日本でもっともふつうにみられる赤い椿はこの「ヤブツバキ」。大島の椿もこの品種だ。花弁が開ききらずに筒咲きのままなので、茶花に好まれる。江戸時代から多くの品種の作出のために使われてきた。
(2020-03 東京都 神代植物公園)
【ヤブツバキとは】
・ツバキ科ツバキ属に属する日本固有の常緑樹。本州(青森県夏泊半島が北限)から沖縄の各地に自生するが、東北地方では海岸沿いに多く、それ以外の場所では山地にも見られる。大島を代表とした伊豆七島はヤブツバキの名所として古くから知られる。
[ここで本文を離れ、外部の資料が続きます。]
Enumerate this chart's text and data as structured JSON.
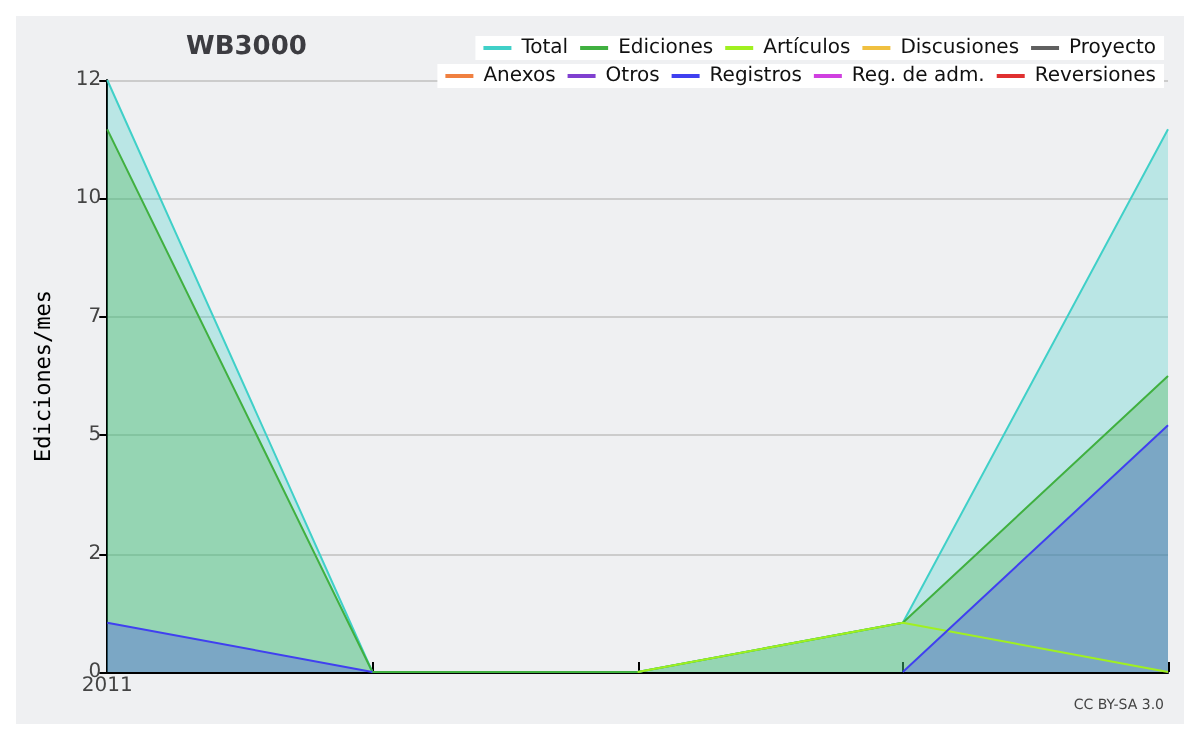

・日本最古の観賞用花木あるいは代表的な茶花として知られ、江戸時代には本種とユキツバキを掛け合わせるなどして数多くの品種が作られたが、単にツバキという場合は本種を示す。
・2月から4月にかけて赤又は白の五弁花を咲かせる。花は枝先に一輪ずつ、やや筒状に開くのが特徴。サザンカのように全開せず、その控えめな様子が好まれて茶花に使われる。花にはヒヨドリやメジロが集まり、花粉を運ぶ。
・野生種では咲き終わった花が丸ごと落下するのもサザンカとの違いだが、武士たちは、これが打ち首を連想させるとして忌み嫌った。花はサルの好物であり、人間社会でも花弁を天婦羅にして食べる風習がある。
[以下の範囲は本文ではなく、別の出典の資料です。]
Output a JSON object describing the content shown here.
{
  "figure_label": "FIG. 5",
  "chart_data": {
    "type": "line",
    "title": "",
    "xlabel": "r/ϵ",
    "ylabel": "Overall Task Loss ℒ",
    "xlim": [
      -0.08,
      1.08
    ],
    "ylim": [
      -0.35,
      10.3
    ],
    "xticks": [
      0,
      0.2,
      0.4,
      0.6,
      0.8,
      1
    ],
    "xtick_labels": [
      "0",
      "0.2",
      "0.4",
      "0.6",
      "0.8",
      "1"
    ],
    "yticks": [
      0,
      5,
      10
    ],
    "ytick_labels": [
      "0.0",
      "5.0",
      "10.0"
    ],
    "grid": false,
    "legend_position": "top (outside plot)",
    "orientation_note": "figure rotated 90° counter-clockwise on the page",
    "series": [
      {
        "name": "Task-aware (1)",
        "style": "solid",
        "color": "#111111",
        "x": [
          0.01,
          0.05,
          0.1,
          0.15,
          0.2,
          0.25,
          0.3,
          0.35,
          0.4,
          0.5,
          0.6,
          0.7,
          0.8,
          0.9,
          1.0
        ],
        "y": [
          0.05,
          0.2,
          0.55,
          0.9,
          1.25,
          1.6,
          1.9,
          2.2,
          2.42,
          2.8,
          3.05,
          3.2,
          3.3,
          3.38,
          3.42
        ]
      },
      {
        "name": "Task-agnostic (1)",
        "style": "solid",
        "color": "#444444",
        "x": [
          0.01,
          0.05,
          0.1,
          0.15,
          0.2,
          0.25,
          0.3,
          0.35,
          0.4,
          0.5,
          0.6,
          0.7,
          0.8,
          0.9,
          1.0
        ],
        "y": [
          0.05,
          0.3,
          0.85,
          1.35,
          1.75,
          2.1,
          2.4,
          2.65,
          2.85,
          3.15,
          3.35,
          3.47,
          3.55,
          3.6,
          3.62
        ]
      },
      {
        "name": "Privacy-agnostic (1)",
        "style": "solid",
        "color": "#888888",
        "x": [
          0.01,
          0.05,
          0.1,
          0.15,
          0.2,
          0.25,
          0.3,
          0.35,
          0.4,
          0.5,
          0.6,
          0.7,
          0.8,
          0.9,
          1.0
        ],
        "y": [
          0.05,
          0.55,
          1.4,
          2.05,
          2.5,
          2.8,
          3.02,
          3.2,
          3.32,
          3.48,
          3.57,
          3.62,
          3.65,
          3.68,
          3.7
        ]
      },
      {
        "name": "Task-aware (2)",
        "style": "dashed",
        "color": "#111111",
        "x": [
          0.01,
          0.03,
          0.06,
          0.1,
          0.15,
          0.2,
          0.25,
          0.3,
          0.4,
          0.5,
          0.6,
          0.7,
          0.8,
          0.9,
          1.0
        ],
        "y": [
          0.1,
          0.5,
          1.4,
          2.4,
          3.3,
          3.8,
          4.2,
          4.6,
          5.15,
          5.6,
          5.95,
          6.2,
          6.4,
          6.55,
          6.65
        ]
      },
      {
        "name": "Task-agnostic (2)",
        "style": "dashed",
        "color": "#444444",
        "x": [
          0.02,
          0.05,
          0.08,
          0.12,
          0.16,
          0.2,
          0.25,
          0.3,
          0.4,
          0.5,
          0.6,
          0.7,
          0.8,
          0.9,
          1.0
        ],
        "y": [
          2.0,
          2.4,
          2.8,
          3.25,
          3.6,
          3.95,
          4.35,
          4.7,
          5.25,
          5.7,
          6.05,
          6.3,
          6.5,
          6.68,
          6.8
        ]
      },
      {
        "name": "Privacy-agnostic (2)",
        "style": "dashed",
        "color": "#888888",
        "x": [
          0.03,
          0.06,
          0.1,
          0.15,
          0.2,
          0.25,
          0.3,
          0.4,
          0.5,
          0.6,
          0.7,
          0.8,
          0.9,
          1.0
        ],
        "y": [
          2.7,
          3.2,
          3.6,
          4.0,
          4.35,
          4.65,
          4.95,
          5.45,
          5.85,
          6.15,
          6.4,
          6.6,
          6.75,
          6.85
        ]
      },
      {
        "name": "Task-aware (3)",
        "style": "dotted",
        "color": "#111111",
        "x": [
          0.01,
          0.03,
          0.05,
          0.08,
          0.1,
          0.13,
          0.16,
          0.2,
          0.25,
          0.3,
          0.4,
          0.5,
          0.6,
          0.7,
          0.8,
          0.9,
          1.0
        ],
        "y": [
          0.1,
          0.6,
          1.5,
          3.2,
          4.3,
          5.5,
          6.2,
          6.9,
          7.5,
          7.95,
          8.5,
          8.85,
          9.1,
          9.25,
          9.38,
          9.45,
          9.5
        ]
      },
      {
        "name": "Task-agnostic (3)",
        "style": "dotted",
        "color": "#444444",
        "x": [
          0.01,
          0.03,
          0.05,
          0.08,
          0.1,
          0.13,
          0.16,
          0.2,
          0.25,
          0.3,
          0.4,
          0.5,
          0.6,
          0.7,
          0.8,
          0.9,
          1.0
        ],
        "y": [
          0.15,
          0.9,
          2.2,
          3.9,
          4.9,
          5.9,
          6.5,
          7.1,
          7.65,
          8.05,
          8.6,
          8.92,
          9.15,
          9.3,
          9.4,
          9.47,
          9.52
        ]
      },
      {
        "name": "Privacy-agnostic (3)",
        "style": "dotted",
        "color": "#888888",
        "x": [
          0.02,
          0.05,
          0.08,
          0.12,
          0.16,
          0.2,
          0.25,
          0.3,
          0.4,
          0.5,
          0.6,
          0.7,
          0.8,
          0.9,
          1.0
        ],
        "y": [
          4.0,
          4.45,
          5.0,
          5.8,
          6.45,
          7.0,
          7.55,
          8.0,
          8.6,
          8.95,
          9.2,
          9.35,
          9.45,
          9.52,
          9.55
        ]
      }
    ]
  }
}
・9月から10月にかけて熟す実には3~5個の種子ができる。この種子からはオレインを含む良質の油が採れ、かつては食用(てんぷら油など)、整髪用、薬用、工業用に使われた。
・葉は長楕円形で先端が尖り、周囲には細かなギザギザがある。長さ5~11センチ、幅3~8センチほどで、枝から互い違いに生じる。両面に毛がなく、年中ツヤツヤとしていることから、光沢を表す古語の「ツバ」を冠した「ツバの木」からツバキとなった(他にも「艶葉木」、「厚葉木」など諸説ある。)。
・漢字は「椿」、「海石榴」、「山茶」が当てられる。最も有名な「椿」は和字(日本ならではの使い方)であり、中国語の「椿」はチャンチンという別の木を示す。英名のカメリアは、この木を日本からロンドンに持ち帰ったチェコスロバキア人宣教師の名前。
・ヤブツバキの樹高は最大で15m以上になる。樹皮には細かな皴や模様が出ることもあるが触り心地は滑らか。材は緻密で耐久性が高く、光沢のある仕上がりはツゲに似ている。ツゲほどの高級品とは見なされないが、櫛、将棋の駒、印鑑等に利用される。